Wout played on the university’s football team for years and was also involved in the organisation of the O&W sports tournament (which ceased to be organised in 2004), where all the Dutch universities and the Ministry of Education would compete against each other to win the trophy. “Things were a little more congenial, a little more engaged then”, he says, without wishing to sound like he is complaining. “Times have changed.”
Greatest years
The greatest years of his fifty-year career were when Wout was working with Marco, an intellectually disabled man he was asked to supervise. “I was mostly working on my own and was doing a lot of manual work, and I’m a quiet kind of person, so I guess that’s probably why they asked me”, he now says about that.
He supervised Marco in his duties for about thirteen or fourteen years.
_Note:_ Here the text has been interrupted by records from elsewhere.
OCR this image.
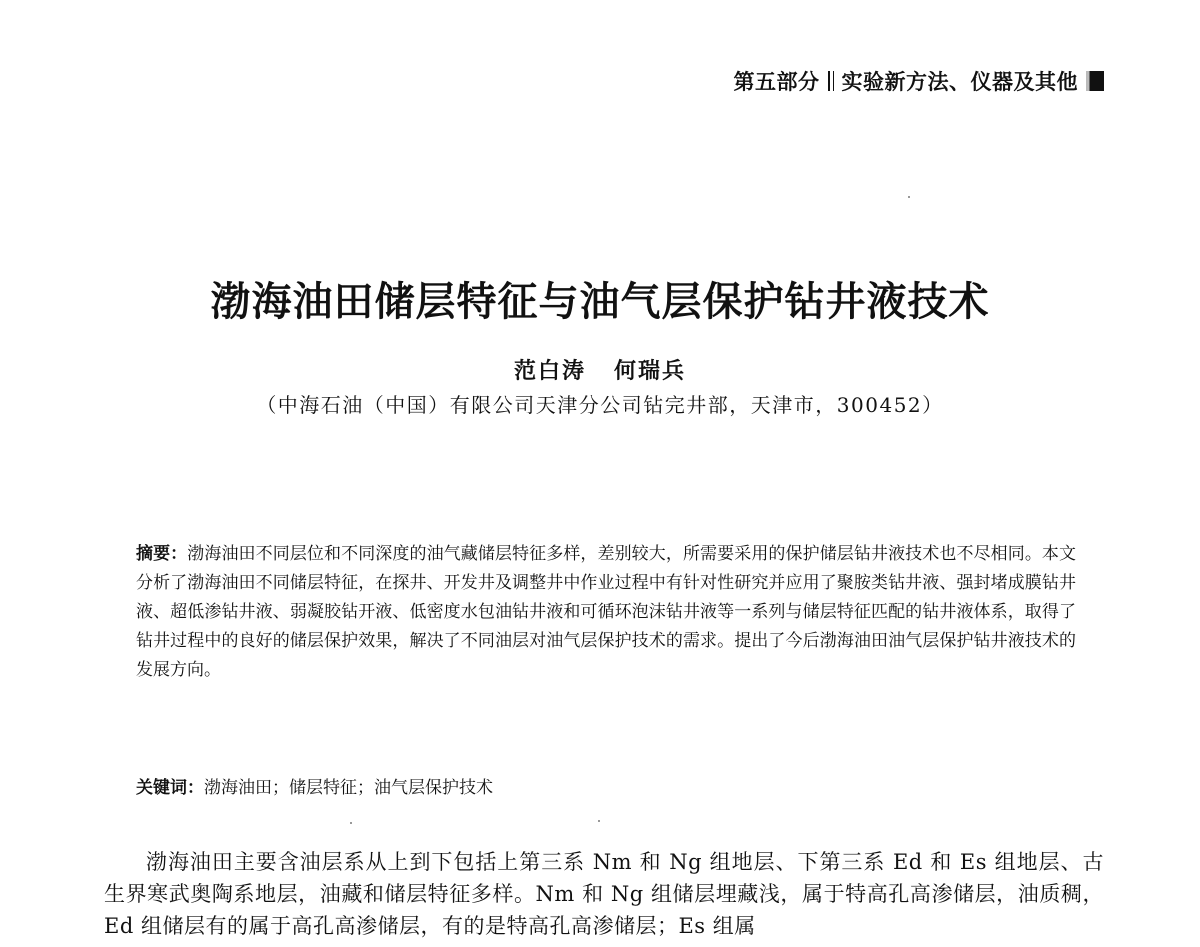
第五部分 实验新方法、仪器及其他
渤海油田储层特征与油气层保护钻井液技术
范白涛 何瑞兵
（中海石油（中国）有限公司天津分公司钻完井部，天津市，300452）
摘要：渤海油田不同层位和不同深度的油气藏储层特征多样，差别较大，所需要采用的保护储层钻井液技术也不尽相同。本文分析了渤海油田不同储层特征，在探井、开发井及调整井中作业过程中有针对性研究并应用了聚胺类钻井液、强封堵成膜钻井液、超低渗钻井液、弱凝胶钻开液、低密度水包油钻井液和可循环泡沫钻井液等一系列与储层特征匹配的钻井液体系，取得了钻井过程中的良好的储层保护效果，解决了不同油层对油气层保护技术的需求。提出了今后渤海油田油气层保护钻井液技术的发展方向。
关键词：渤海油田；储层特征；油气层保护技术
渤海油田主要含油层系从上到下包括上第三系 Nm 和 Ng 组地层、下第三系 Ed 和 Es 组地层、古生界寒武奥陶系地层，油藏和储层特征多样。Nm 和 Ng 组储层埋藏浅，属于特高孔高渗储层，油质稠，Ed 组储层有的属于高孔高渗储层，有的是特高孔高渗储层；Es 组属
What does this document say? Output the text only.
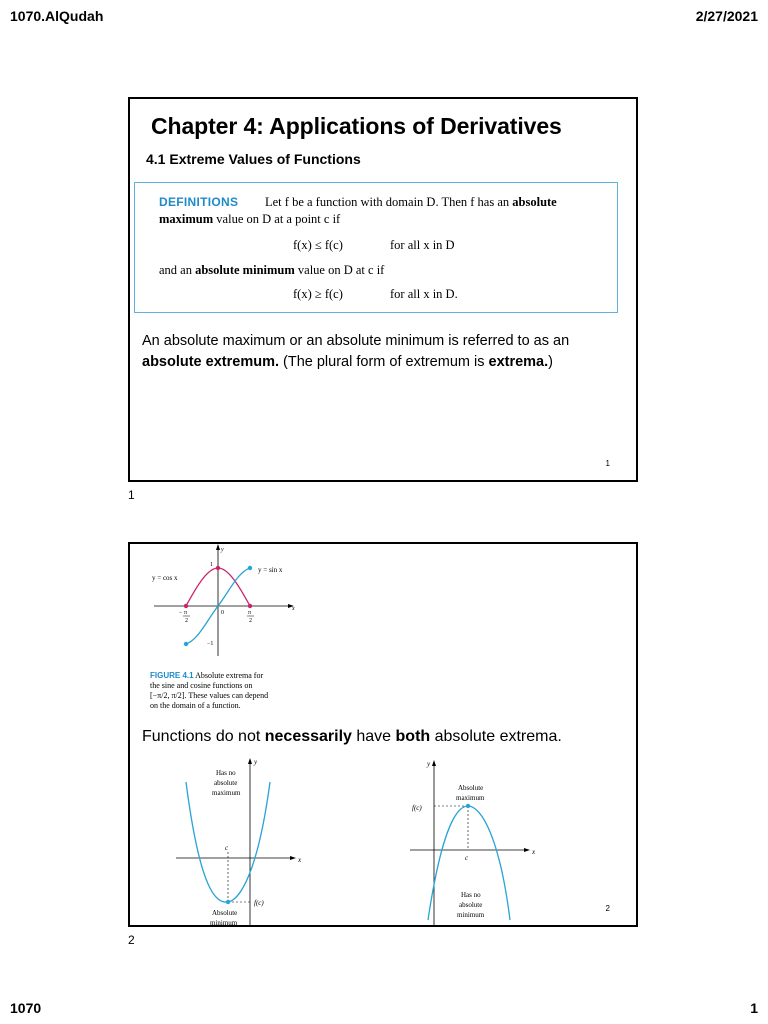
1070.AlQudah	2/27/2021
Chapter 4: Applications of Derivatives
4.1 Extreme Values of Functions
DEFINITIONS Let f be a function with domain D. Then f has an absolute
maximum value on D at a point c if
f(x) ≤ f(c)	for all x in D
and an absolute minimum value on D at c if
f(x) ≥ f(c)	for all x in D.
An absolute maximum or an absolute minimum is referred to as an
absolute extremum. (The plural form of extremum is extrema.)
1
1
y = cos x
y = sin x
y
x
1
−1
0
− π
2
π
2
FIGURE 4.1 Absolute extrema for
the sine and cosine functions on
[−π/2, π/2]. These values can depend
on the domain of a function.
Functions do not necessarily have both absolute extrema.
y
x
Has no
absolute
maximum
c
f(c)
Absolute
minimum
y
x
Absolute
maximum
f(c)
c
Has no
absolute
minimum
2
2
1070	1
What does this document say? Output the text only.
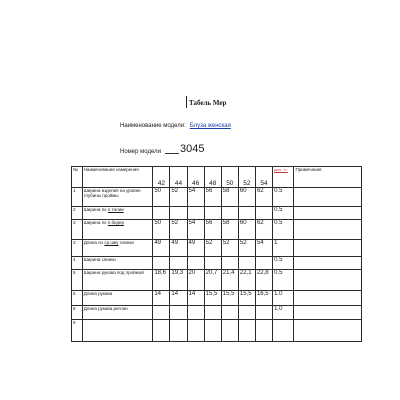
Табель Мер
Наименование модели: Блуза женская
Номер модели 3045
№	Наименование измерения	42	44	46	48	50	52	54	доп. +/-	Примечания
1	Ширина изделия на уровне глубины проймы	50	52	54	56	58	60	62	0.5	
2	Ширина по п.талии								0.5	
3	Ширина по п.бедер	50	52	54	56	58	60	62	0.5	
3	Длина по ср.шву спинки	49	49	49	52	52	52	54	1	
4	Ширина спинки								0.5	
5	Ширина рукава под проймой	18,6	19,3	20	20,7	21,4	22,1	22,8	0.5	
6	Длина рукава	14	14	14	15,5	15,5	15,5	16,5	1.0	
8	Длина рукава реглан								1.0	
9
It was more than just telling him what small jobs to perform. “He had incredibly thick glasses and was barely able to see anything when he was typing. So we took him to an optometrist, one of whose employees was the daughter of one my colleagues, and they tested him and gave him contacts. After that, he was 50 per cent better able to read things, and as a result, his performance improved considerably! Those were the kind of things we did.”
Marco suddenly passed away over twelve years ago. A week after his death, Wout was asked whether he wanted to supervise a new intellectually disabled employee. He is still angry that they asked him so soon. He was quite put off by the whole thing.
Erasmus wearing a travelling cap
Due to the coronavirus crisis, Wout’s fifty-year anniversary celebration was a relatively small affair. “In the morning we had cake and coffee, and in the afternoon my supervisors addressed me outside, near the Erasmus statue, in the presence of my wife and colleagues. I was awarded the statuette of Erasmus wearing a travelling cap. I believe that’s kind of a big deal. Then we had another cup of coffee, and then I resumed work, as usual.”
That evening, after crossing the bridge on his way back home in IJsselmonde, he went to a restaurant with his wife and children. Because working for the same employer for fifty years may not be a huge achievement, but it is special.